Car toutes ces mesures seront vaines si l’on ne s’applique pas à faire pénétrer dans les esprits, et comme à y graver profondément, ces belles paroles de Lamennais: « La société humaine est fondée sur le don mutuel ou le sacrifice de l’homme à l’homme, ou de chaque homme à tous les hommes, et le sacrifice est l’essence de toute vraie société. » C’est ce que nous avons désappris depuis tantôt un siècle, et s’il faut nous remettre à l’école, c’est pour le rapprendre.
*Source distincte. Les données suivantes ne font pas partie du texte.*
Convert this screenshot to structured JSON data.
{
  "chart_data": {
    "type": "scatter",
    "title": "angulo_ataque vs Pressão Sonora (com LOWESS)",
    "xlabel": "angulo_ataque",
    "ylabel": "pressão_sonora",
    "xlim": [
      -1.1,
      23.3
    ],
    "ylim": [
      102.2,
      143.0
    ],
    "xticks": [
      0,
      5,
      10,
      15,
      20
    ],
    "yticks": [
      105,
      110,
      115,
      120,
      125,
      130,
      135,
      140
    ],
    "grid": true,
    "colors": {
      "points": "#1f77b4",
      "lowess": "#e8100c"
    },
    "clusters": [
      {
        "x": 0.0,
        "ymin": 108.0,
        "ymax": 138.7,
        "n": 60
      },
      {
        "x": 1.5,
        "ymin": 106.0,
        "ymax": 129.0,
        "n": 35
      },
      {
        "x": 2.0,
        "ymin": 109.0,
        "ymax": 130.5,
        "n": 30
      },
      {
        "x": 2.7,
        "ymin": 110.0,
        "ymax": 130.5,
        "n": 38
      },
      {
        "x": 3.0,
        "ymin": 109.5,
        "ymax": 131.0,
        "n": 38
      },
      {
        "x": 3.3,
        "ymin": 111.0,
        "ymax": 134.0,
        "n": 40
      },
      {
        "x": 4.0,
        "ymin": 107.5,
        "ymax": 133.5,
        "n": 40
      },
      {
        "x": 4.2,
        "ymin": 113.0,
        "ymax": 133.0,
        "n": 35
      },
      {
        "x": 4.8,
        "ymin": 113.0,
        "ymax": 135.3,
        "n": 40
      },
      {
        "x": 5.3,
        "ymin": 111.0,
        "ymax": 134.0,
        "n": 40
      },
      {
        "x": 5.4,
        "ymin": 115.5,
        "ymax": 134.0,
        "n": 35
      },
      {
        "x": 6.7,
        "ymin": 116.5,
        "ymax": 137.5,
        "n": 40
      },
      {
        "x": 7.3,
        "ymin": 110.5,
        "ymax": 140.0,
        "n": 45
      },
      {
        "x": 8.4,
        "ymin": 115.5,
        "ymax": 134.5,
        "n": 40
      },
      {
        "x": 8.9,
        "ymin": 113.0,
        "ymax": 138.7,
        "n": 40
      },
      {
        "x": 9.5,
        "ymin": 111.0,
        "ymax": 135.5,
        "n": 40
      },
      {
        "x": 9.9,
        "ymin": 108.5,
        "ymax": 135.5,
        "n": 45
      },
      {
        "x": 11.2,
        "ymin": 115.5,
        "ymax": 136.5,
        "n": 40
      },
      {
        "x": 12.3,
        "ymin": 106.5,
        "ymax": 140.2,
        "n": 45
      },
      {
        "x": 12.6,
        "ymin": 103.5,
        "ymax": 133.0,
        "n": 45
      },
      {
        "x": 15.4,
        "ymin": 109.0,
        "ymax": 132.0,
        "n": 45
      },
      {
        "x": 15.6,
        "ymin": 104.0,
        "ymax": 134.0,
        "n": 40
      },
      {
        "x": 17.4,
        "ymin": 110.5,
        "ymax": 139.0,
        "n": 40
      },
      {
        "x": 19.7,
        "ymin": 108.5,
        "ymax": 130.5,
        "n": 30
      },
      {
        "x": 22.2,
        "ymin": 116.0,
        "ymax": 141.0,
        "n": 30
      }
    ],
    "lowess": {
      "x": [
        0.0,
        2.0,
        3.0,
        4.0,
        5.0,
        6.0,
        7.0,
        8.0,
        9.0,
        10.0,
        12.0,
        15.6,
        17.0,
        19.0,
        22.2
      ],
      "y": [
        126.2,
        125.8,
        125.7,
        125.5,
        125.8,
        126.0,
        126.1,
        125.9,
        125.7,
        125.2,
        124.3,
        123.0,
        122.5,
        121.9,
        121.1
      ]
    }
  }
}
Pas de société sans cela, ni d’éducation, si, comme nous avons essayé de le montrer, l’éducation doit former l’homme pour la société. L’individualisme, voilà de nos jours l’ennemi de l’éducation, comme il l’est de l’ordre social. Il ne l’a pas toujours été, mais il l’est devenu. Il ne le sera pas toujours, mais il l’est. Et, sans travailler à le détruire, — ce qui serait tomber d’un excès dans un autre, — voilà pourquoi, durant de longues années encore, tout ce qu’on voudra faire pour la famille, pour la société, pour l’éducation, comme pour la patrie, c’est contre l’individualisme qu’il faudra qu’on le fasse.


FERDINAND BRUNETIERE.

  1. Voyez dans la Revue du 15 décembre 1885: La Question du latin.